On the greatest threats DTC startups face today

As more competitors enter, established DTC brands have had to navigate challenges such as supply chain complexities, along with the ascent of cheaper copycats and dupe products.

“Something we probably all think about is intellectual property,” said Dayna Quanbeck, president at Rothy’s, noting the Rothy’s patents that are often knocked off. “You defend those patents as an inventor, but we’re seeing in the news where IP is not respected and could possibly not be protectable.”

For Rothy’s, the priority is to tie everything back to its core mission of sustainability. “Sustainability is our ‘non-negotiable,’” said Quanbeck. That means continuously creating durable, washable shoes as the assortment grows. “We started with two silhouettes, and we’ve evolved to take on more of the closet with the same product arch.” 

The product development cycle is also shrinking, giving established brands less time to grow in a product category. “You used to have five or six years before copycats would come to market,” Schinazi said. “That happens in six months now.”

Kechter said, after years of growth, DTC brands have to prioritize their North Star and establish what is non-negotiable, “so that you’re not going to chase the next fashion trend that feels like it’s a flash in the pan.”

The new DTC marketing playbook 

What’s more, marketing “has changed fundamentally in the last 10 years,” Schinazi said. 

In their early days, DTC startups were largely focused on optimizing for search and paid performance marketing to acquire customers. Now, digital CAC costs are much higher and customers are consuming content in different ways. “This has forced us, very rightly so, to diversify our media mix [by] shifting from CAC to LTV,” said Schinazi.

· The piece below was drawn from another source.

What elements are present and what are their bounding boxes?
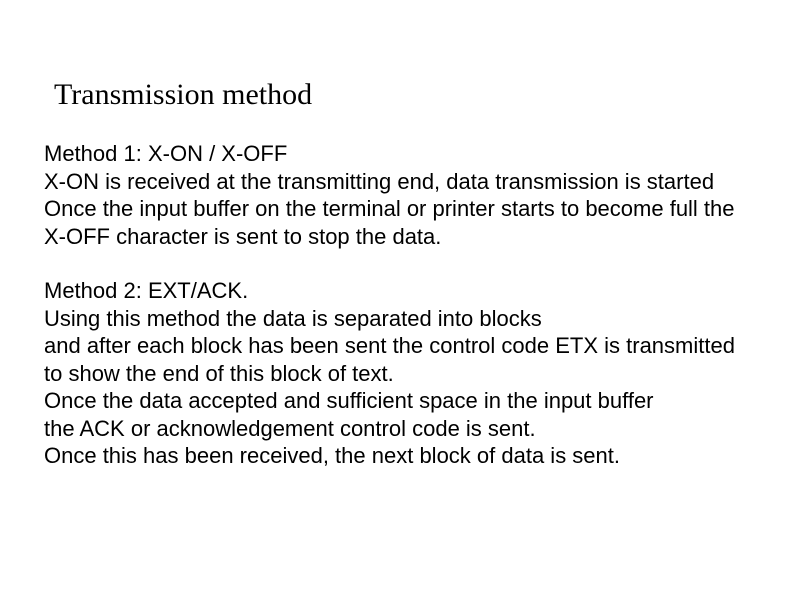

With that, there are also new marketing channels that did not exist 10 years ago, such as TikTok Shop and AI assistants. Kechter said Vuori is excited for the prospects of reaching customers through AI tools. “It’s still early; we’re testing ChatGPT, and we’re part of the pilot program,” she said. “2026 is about being in the forefront of how people shop and how [shopping] is changing.”

Rothy’s, which also scaled during the heyday of cheap digital ads, is also trying to get more creative with marketing, Quanbeck said.

“It’s more complicated to build diverse brands through stores, wholesale and all these touch points,” she said. However, Rothy’s is also broadening awareness through unique campaigns, like store activations to reach local communities and brand collaborations. “It might not be a spend shift, but it is an attention shift,” she said.

Quanbeck said that, as the DTC model changes focus from digital to omnichannel, it’s pushing brands to diversify their reach. “I do miss the simplicity, [but it] was a different time,” she said.